Do you have a demo video?
What are you using for processing (polars)?
Marketing note: I'm sure you're proud of P Core/V Core, but that doesn't matter to your users, it's an implementation detail. At a maximum I'd write "intelligent execution that scales from small files to large files".
As an implementation note, I would make it simple to operate on just the first 1000 (10k or 100k) rows so responses are super quick, then once the users are happy about the transform, make it a single click to operate on the entire file with a time estimate.
Another feature I'd like in this vein is execute on a small subset, then if you find an error with a larger subset, try to reduce the larger subset to a small quick to reproduce version. Especially for deduping.
> Marketing note: I'm sure you're proud of P Core/V Core, but that doesn't matter to your users, it's an implementation detail. At a maximum I'd write "intelligent execution that scales from small files to large files".
Speaking personally, "intelligent execution that scales from small files to large files" sounds like marketing buzz that could mean absolutely nothing. I like that it mentions specifically switching between RAM and disk-powered engines, because that suggests it's not just marketing speak, but was actually engineered. Maybe P vs V Core is not the best way to market it, but I think it's worth mentioning that design.

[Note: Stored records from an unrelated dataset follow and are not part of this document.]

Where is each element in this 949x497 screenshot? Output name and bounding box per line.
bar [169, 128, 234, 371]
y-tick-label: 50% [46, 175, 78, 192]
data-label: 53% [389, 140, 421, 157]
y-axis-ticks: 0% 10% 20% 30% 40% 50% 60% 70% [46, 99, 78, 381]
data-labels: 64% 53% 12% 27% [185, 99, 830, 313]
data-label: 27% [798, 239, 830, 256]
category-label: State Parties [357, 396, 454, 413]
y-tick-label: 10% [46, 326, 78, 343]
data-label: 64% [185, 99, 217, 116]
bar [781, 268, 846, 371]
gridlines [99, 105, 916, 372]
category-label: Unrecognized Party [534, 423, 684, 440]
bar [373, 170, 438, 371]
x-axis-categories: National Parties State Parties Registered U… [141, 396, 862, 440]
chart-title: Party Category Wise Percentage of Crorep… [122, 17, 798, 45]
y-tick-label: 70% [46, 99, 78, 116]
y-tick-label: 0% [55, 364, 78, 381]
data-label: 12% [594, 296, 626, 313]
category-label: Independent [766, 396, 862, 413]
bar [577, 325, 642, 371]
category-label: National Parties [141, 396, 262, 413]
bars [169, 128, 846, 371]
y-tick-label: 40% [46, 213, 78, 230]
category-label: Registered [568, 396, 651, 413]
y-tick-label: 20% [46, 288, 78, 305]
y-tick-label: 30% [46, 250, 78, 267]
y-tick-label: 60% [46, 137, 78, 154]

Thanks for the thoughtful feedback!
Yes, Data.olllo uses including Polars under the hood for fast and efficient processing. A demo video is in the works and should be up soon.
Good point about the "P Core/V Core" naming—I'll simplify that to focus more on the user benefit, like scaling from small to large files smoothly.
I also like your idea of running transformations on a sample first with a one-click full run—very aligned with the vision. And subset reproduction for errors is a great suggestion, especially for things like deduping. Appreciate it!